Blacksmith points out that the stigma of magic is "as silly as thinking ventriloquism is of the devil."
"When ventriloquism first was practiced, the audience actually thought the little man was possessed," he quips. "Today, no one believes this, and we just marvel at the skill."
Blacksmith concludes that those who espouse that "parlor magic is occult" are taking the church back to the last century for no purpose. He counters that modern magic as practiced by Christians is earthly entertainment--with an eternal benefit.
"It's skill," he affirms, but adds: "And it's good, clean fun--with a message."
How a MAGICIAN Found God
Once a skeptic, world-famous illusionist André Kole has shared his Christian faith with millions since his conversion.
André Kole, one of the most respected and accomplished inventors of illusions today, has been practicing magic since his youth. He became an accomplished magician and built a successful illusion company after graduating from Arizona State University with a degree in psychology in the late 1950s. He soon discovered that worldly success was not going to bring him lasting happiness.
Then God began to reveal the unusual path he would follow to find Christ.
"Someone challenged me, as a magician and as a skeptic, to investigate the miracles of Christ," Kole says. "This was important because Jesus claimed to be God. To back up those claims, He said in John 10 [vv. 24-25], 'Do not believe My words unless I perform miracles that only God can do.'"

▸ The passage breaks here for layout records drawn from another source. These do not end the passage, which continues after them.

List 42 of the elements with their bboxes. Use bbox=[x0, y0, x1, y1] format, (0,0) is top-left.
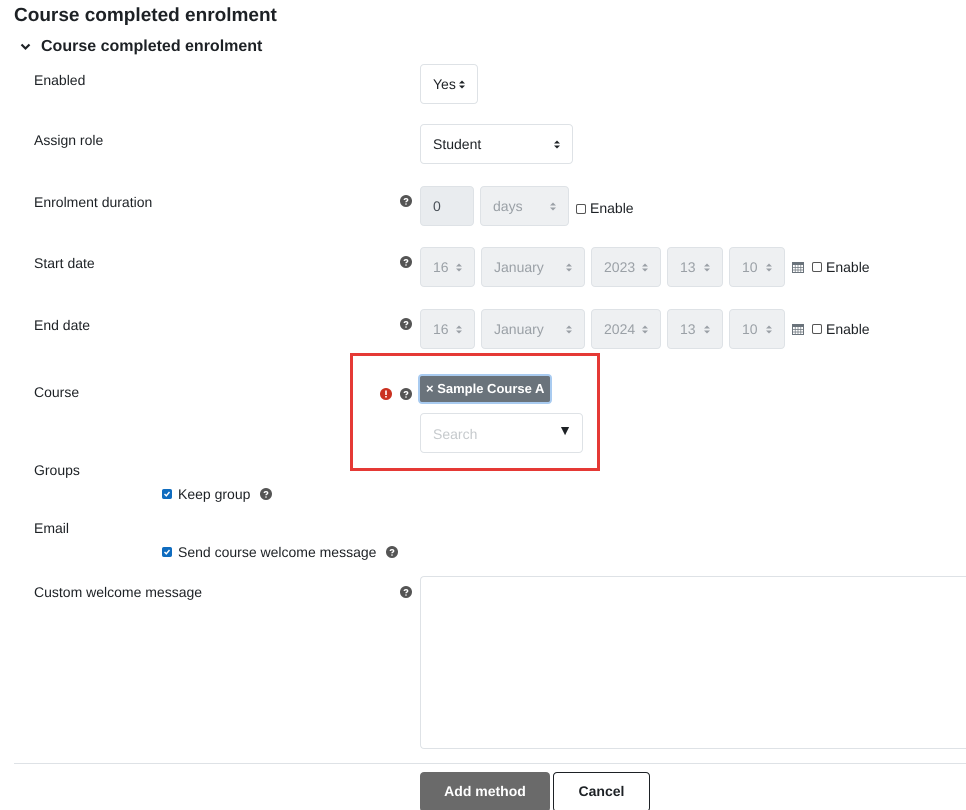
calendar-icon[interactable] bbox=[792, 261, 804, 273]
dropdown-arrow[interactable]: ▼ bbox=[558, 414, 572, 440]
select-field[interactable]: Student bbox=[420, 124, 573, 164]
checkbox[interactable] bbox=[162, 489, 172, 499]
cancel-button[interactable]: Cancel bbox=[553, 772, 650, 810]
sort-icon bbox=[566, 262, 572, 272]
sort-icon bbox=[456, 262, 462, 272]
field-label: Custom welcome message bbox=[34, 582, 204, 602]
course-tag[interactable]: × Sample Course A bbox=[420, 376, 550, 402]
calendar-icon[interactable] bbox=[792, 323, 804, 335]
field-label: Enrolment duration bbox=[34, 193, 154, 212]
help-icon[interactable] bbox=[400, 586, 412, 598]
sort-icon bbox=[704, 324, 710, 334]
sort-icon bbox=[566, 324, 572, 334]
page-title: Course completed enrolment bbox=[14, 4, 278, 28]
section-title[interactable]: Course completed enrolment bbox=[41, 35, 262, 59]
sort-icon bbox=[766, 324, 772, 334]
help-icon[interactable] bbox=[260, 488, 272, 500]
sort-icon bbox=[554, 140, 560, 148]
help-icon[interactable] bbox=[386, 546, 398, 558]
field-label: Course bbox=[34, 383, 80, 402]
field-label: Enabled bbox=[34, 71, 86, 90]
sort-icon bbox=[642, 262, 648, 272]
help-icon[interactable] bbox=[400, 388, 412, 400]
sort-icon bbox=[766, 262, 772, 272]
select-field[interactable]: Yes bbox=[420, 64, 478, 104]
sort-icon bbox=[550, 202, 556, 210]
field-label: Email bbox=[34, 518, 70, 538]
sort-icon bbox=[459, 80, 465, 88]
search-field[interactable]: Search ▼ bbox=[420, 412, 583, 452]
field-label: Start date bbox=[34, 254, 96, 273]
sort-icon bbox=[704, 262, 710, 272]
checkbox[interactable] bbox=[162, 547, 172, 557]
sort-icon bbox=[456, 324, 462, 334]
chevron-icon[interactable] bbox=[20, 43, 31, 51]
checkbox-label[interactable]: Keep group bbox=[178, 484, 250, 504]
field-label: End date bbox=[34, 316, 92, 335]
submit-button[interactable]: Add method bbox=[420, 772, 550, 810]
field-label: Groups bbox=[34, 460, 81, 480]
field-label: Assign role bbox=[34, 131, 104, 150]
checkbox-label[interactable]: Send course welcome message bbox=[178, 542, 376, 562]
sort-icon bbox=[642, 324, 648, 334]
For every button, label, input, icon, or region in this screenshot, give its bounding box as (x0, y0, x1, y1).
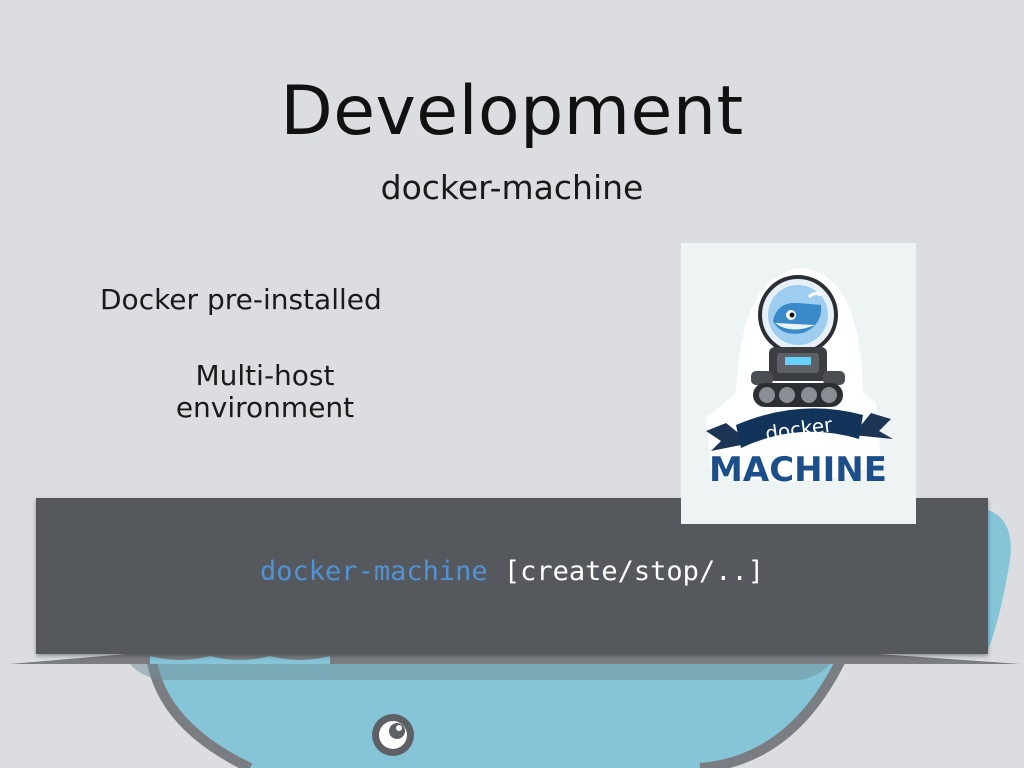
whale-eye-icon (372, 714, 414, 756)
docker-machine-logo: docker MACHINE (681, 243, 916, 524)
feature-text-preinstalled: Docker pre-installed (100, 283, 382, 316)
astronaut-helmet-icon (758, 275, 838, 355)
slide: Development docker-machine Docker pre-in… (0, 0, 1024, 768)
code-command: docker-machine (260, 556, 488, 587)
logo-wordmark-machine: MACHINE (709, 450, 887, 490)
page-subtitle: docker-machine (380, 168, 644, 207)
page-title: Development (280, 72, 744, 151)
feature-text-multihost: Multi-host environment (175, 359, 355, 424)
code-arguments: [create/stop/..] (503, 556, 764, 587)
code-line: docker-machine [create/stop/..] (36, 556, 988, 587)
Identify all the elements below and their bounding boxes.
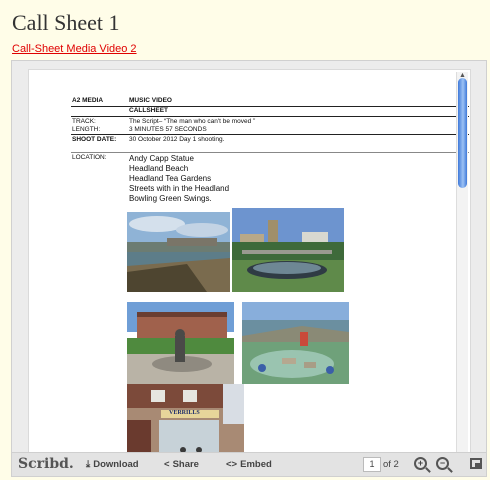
track-label: TRACK: [72,118,96,125]
divider [71,134,469,135]
track-value: The Script– “The man who can't be moved … [129,118,256,125]
viewer-toolbar: Scribd. ⤓ Download < Share <> Embed 1 of 2 … [12,452,486,476]
fullscreen-icon[interactable] [470,458,482,469]
download-label: Download [93,459,139,470]
callsheet-heading: CALLSHEET [129,107,168,114]
page-title: Call Sheet 1 [12,10,120,35]
kind-label: MUSIC VIDEO [129,97,172,104]
location-list: Andy Capp Statue Headland Beach Headland… [129,154,229,204]
shop-sign: VERRILLS [169,410,200,416]
embed-button[interactable]: <> Embed [226,453,272,476]
beach-photo [127,212,230,292]
tea-gardens-photo [232,208,344,292]
scribd-viewer: A2 MEDIA MUSIC VIDEO CALLSHEET TRACK: Th… [11,60,487,477]
location-item: Streets with in the Headland [129,184,230,193]
download-button[interactable]: ⤓ Download [86,453,139,476]
page-count: of 2 [383,459,399,470]
document-page: A2 MEDIA MUSIC VIDEO CALLSHEET TRACK: Th… [28,69,471,469]
share-button[interactable]: < Share [164,453,199,476]
vertical-scrollbar[interactable]: ▲ ▼ [456,72,468,464]
statue-photo [127,302,234,384]
embed-icon: <> [226,459,238,470]
share-label: Share [172,459,199,470]
length-value: 3 MINUTES 57 SECONDS [129,126,207,133]
company-label: A2 MEDIA [72,97,104,104]
page-number-input[interactable]: 1 [363,457,381,472]
location-item: Bowling Green Swings. [129,194,212,203]
scroll-thumb[interactable] [458,78,467,188]
location-label: LOCATION: [72,154,107,161]
zoom-out-icon[interactable]: − [436,457,449,470]
location-item: Headland Tea Gardens [129,174,212,183]
shoot-date-value: 30 October 2012 Day 1 shooting. [129,136,225,143]
zoom-in-icon[interactable]: + [414,457,427,470]
download-icon: ⤓ [86,459,91,470]
embed-label: Embed [240,459,272,470]
shoot-date-label: SHOOT DATE: [72,136,117,143]
location-item: Andy Capp Statue [129,154,194,163]
document-link[interactable]: Call-Sheet Media Video 2 [12,43,137,55]
location-item: Headland Beach [129,164,189,173]
scribd-logo[interactable]: Scribd. [18,453,74,476]
share-icon: < [164,459,170,470]
divider [71,116,469,117]
playground-photo [242,302,349,384]
length-label: LENGTH: [72,126,101,133]
divider [71,152,469,153]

From a magician and psychologist's point of view, Kole surmised, it made sense that if the miracles were real, then Jesus was telling the truth. And by contrast he expected that if the miracles were proved false, then he would know Jesus was the greatest magician ever.
"Most atheists try to explain away the miracles by saying that Jesus was just a magician, just doing clever magic tricks," Kole explains. "The trouble is--I'm a magician. I know what a magician can do and what he can't do."
Kole investigated Jesus' miracles for months. He progressively eliminated each possibility of some form of mesmerism, hypnosis or other means of trickery.
In the end he agreed with the Jewish religious leader Nicodemus of the Gospels who told Jesus: "'No one can do these [miracles] that You do unless God is with him'" (see John 3:1-2, NKJV). At that point, Kole quit questioning the authenticity of Jesus' claims.
After that, he grew to understand what it means not only to believe in God but also to have a personal relationship with Christ. In the nearly 40 years since, Kole, who is 67, has shared his faith with more than 250 million people in 76 countries.
His Magical Spectacular illusion show keeps him on the road for more than half the year. He presides over a company, André Kole Productions, in Tempe, Arizona, and is working on a book, currently titled Jesus: Magician or God? It is based on the research that led him to Christ and will explain 11 reasons why it would be impossible for Jesus to have been a magician.
Rachel Williams is a freelance writer based in Nashville, Tennessee.